Home

Awesome

NewsQuizQA

This repository contains the raw dataset used for quiz-style question-answer generation, from "Quiz-Style Question Generation for News Stories" to appear in The Web Conference 2021 (WWW'21).

The dataset consists of news article URLs and their associated human-written quiz-style question-answer pairs. Each news article has exactly four reference question-answer pairs. A quiz-style question is one that must be able to be answered without assuming that the reader has access to any other source material. For example, certain reading comprehension questions containing direct references such as "according to the passage" or dangling mentions such as "what did she say?" would not be considered quiz-style.

For this initial release, 11.6K question-answer pairs are included out of the 20K in the complete dataset. Additional question-answer pairs will be released in subsequent versions of the dataset.

Dataset Construction

A proprietary clustering algorithm iteratively loads articles published in a recent time window and groups them based on content similarity. To construct the dataset, on a weekly basis the top 50 clusters are taken and for each cluster a representative article close to the centroid is selected. For each article a summary is generated using a PEGASUS model fine-tuned on the CNN/Dailymail summarization dataset. Summaries are used for more efficient data collection over using entire news articles, which can be long and time consuming to read for human writers. Each summary is then given to five human writers who are asked to read the passage and write a question and answer pair that abides the following rules:

  1. The question is answerable based on information from the passage only.
  2. The question can stand alone without the passage. I.e., it provides enough background to understand what is being asked, without the passage.
  3. The question has a short answer. I.e., not “how” or “why” type questions that can only be answered by a full sentence.
  4. The question should be about one of the most interesting or important aspects of the passage.
  5. The question ends with a question mark.
  6. The question is not a "Yes" / "No" question.
  7. The answer is a word or short phrase with no ending punctuation.
  8. The answer conveys only the answer, does not contain unnecessary parts, and does not restate parts of the question.
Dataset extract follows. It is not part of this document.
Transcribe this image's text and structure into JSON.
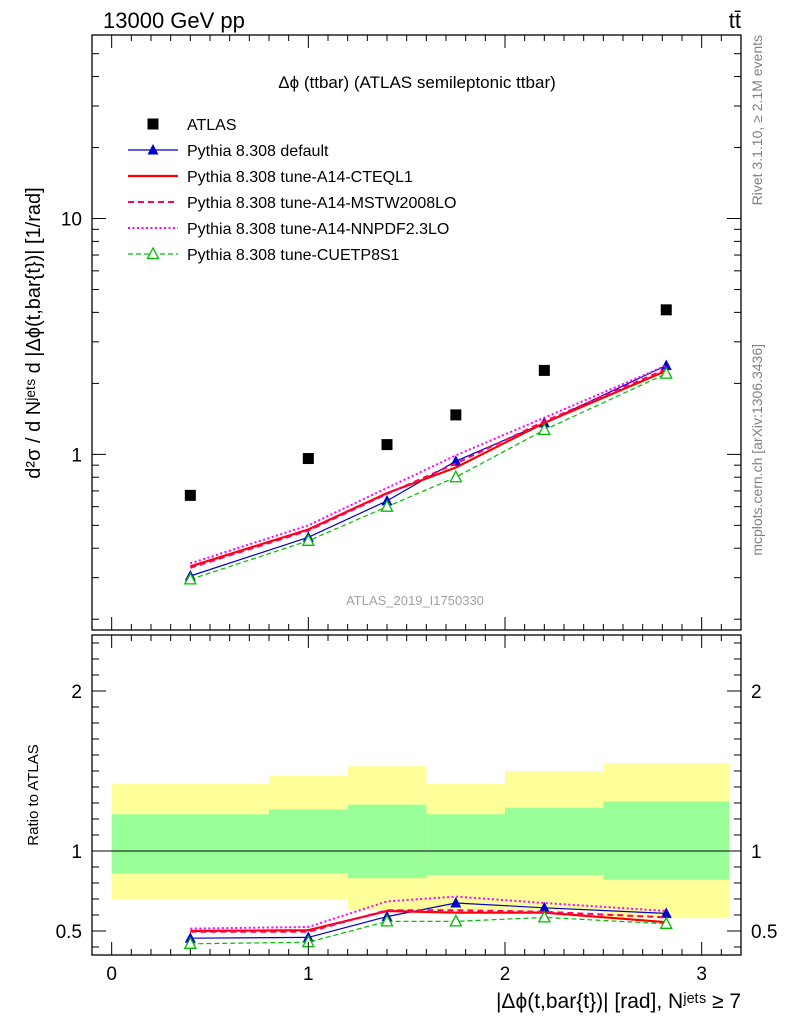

From this process, we collect exactly 26,000 question-answer pairs from 5,200 news article summaries. We then apply a post processing step to mitigate low quality questions. Namely, the human-written questions are processed via a state-of-the-art grammar error correction model in order to fix minor grammar, spelling, punctuation, and capitalization errors. Then, the shortest question written for each summary is removed, as well as any question containing specific blocklisted phrases such as "I" or "According to the passage." Aftwards, only the summaries with exactly four human written question-answer pairs are kept for the final dataset. An 80-10-10 split is then randomly sampled from the 5k summaries to produce training, validation, and test sets, respectively.

Citation

If you use or discuss this dataset in your work, please cite our paper:

@InProceedings{newsquiz2021,
  title = {{Quiz-Style Question Generation for News Stories}},
  author = {Adam D. Lelkes and Vinh Q. Tran and Cong Yu},
  booktitle = {Proc. of the the Web Conf. 2021},
  year = {2021}
}